It concludes the increasingly abundant natural gas, most of it from hydraulic fracturing or “fracking” operations, will do little to slow climate change or reduce global greenhouse-gas emissions.
“Abundant natural gas alone will not rescue us from climate change,” says Haewon McJeon, an economist with the U.S. energy department and lead author of the report in the journal Nature.
The gas boom could even delay decarboniztion of the global energy system and slow the move to clean alternatives, the study suggests.
Previous studies have predicted using natural gas instead of coal could reduce global CO2 emissions, while others have indicated the “fugitive” emissions associated with fracking and natural gas extraction may increase global emissions warming the climate.
McJeon and colleagues from Germany, Austria, Italy and Australia independently assessed the impact of the gas boom.
The study combines the results from their five energy-economy-climate models and projects a global increase of up to 170 per cent in natural gas consumption by 2050. But it forecasts a “limited” impact on global CO2 emissions. The study says abundant natural gas could lead to anywhere from a two per cent reduction in global CO2 emissions to an 11 per cent increase.
Gas-fired power plants do emit only half as much CO2 as coal-fired operations. “But that is not the end of the story,” McJeon, an economist with the energy department’s Pacific Northwest National Laboratory, said in an interview.
He says a supply of abundant, inexpensive gas could also compete with and replace low-carbon forms of energy, such as wind or nuclear energy.
The gas could also lead to a lower energy prices, increasing energy consumption and decreasing investment in energy efficiency.
“In economics if you have low-cost, abundant anything you consume more,” says McJeon.
The third big factor in the equation is methane, the potent greenhouse gas found in the so-called “fugitive” emissions that leak from fracking operations and gas transport systems.
The five models used in the study were consistent in forecasting natural gas will do little to reduce global CO2 emissions by 2050. “I think that’s a very powerful message,” says McJeon.

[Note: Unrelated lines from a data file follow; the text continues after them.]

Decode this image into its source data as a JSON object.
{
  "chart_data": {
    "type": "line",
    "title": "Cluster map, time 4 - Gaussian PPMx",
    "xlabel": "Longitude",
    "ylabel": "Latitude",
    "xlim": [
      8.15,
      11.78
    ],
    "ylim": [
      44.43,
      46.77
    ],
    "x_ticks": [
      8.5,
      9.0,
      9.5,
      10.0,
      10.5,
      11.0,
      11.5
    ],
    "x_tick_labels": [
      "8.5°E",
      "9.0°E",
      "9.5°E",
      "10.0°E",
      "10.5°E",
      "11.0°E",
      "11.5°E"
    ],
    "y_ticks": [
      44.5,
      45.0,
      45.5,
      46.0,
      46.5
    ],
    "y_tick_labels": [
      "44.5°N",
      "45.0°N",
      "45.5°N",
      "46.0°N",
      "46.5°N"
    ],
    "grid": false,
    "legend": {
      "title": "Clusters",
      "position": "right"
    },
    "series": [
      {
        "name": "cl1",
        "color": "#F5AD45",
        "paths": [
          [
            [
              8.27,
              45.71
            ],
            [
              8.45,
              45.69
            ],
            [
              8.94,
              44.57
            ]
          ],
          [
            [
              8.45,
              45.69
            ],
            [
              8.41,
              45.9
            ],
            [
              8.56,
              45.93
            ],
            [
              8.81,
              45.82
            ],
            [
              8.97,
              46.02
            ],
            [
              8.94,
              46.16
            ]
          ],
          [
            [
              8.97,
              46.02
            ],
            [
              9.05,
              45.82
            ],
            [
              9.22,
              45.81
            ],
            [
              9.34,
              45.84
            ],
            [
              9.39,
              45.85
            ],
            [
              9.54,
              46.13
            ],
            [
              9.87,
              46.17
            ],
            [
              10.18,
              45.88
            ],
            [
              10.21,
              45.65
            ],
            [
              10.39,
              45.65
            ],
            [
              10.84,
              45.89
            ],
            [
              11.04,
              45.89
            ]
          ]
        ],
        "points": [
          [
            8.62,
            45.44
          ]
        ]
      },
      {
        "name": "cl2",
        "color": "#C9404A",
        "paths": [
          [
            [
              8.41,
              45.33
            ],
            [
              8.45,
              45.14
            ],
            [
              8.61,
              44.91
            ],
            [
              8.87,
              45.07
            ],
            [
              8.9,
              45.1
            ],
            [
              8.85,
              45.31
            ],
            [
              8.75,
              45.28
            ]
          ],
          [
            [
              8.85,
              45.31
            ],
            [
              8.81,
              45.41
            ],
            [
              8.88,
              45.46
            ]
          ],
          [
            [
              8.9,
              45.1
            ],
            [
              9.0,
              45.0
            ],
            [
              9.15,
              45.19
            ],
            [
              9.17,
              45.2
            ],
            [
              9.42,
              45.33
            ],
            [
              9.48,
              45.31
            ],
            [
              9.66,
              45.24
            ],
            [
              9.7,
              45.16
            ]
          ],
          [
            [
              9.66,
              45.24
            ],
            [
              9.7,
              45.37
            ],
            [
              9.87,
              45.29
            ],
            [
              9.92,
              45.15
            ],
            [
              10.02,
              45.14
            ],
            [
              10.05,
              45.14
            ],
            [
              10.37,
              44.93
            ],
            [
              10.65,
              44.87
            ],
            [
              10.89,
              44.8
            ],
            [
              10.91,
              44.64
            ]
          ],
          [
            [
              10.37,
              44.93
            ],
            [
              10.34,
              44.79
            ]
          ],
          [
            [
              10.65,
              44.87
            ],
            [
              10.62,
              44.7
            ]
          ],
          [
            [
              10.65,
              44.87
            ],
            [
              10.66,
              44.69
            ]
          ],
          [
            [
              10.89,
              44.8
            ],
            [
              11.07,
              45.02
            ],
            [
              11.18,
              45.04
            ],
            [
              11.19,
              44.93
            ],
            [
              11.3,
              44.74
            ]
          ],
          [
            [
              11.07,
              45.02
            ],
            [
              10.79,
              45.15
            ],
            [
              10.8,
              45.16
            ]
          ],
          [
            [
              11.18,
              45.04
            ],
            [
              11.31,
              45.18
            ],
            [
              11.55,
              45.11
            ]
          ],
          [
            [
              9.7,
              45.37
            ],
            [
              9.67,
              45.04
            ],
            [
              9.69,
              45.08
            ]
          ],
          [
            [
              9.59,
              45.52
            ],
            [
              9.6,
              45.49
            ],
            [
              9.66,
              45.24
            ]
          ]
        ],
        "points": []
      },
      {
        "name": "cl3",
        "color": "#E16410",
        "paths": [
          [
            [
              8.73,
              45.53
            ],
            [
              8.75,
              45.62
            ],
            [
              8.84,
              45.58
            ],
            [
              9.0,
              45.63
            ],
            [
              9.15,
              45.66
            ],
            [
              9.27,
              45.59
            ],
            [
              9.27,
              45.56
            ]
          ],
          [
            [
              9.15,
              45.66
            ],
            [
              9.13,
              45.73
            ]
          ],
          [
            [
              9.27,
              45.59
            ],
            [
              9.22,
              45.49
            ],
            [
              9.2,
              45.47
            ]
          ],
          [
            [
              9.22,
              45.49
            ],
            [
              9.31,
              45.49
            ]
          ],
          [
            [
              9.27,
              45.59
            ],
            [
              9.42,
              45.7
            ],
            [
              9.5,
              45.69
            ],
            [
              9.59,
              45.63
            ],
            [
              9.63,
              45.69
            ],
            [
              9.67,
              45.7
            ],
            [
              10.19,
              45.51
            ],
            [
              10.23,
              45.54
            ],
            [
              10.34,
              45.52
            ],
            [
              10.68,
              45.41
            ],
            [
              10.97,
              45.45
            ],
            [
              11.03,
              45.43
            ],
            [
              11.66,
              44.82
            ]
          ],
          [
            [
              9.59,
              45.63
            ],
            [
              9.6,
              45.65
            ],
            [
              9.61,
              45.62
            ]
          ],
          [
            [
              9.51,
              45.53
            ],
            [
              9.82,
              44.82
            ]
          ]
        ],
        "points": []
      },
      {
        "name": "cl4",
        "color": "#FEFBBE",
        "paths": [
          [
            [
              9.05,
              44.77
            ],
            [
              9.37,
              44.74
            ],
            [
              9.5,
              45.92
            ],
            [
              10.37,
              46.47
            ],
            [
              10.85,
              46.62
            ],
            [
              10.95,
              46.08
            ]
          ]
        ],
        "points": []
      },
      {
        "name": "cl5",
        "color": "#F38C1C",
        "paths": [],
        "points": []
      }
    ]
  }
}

The researchers are now assessing policies that could be put in place to reap more climate benefits from abundant natural gas – things like a “universal” price on carbon pollution, standards that would allow natural gas to displace coal but not renewables, and programs to capture fugitive emissions.
As for a natural gas “bridge” to the clean, green economy, McJeon said he is not sure what people means by the term. But he hopes the study will lead to “informed” decision making.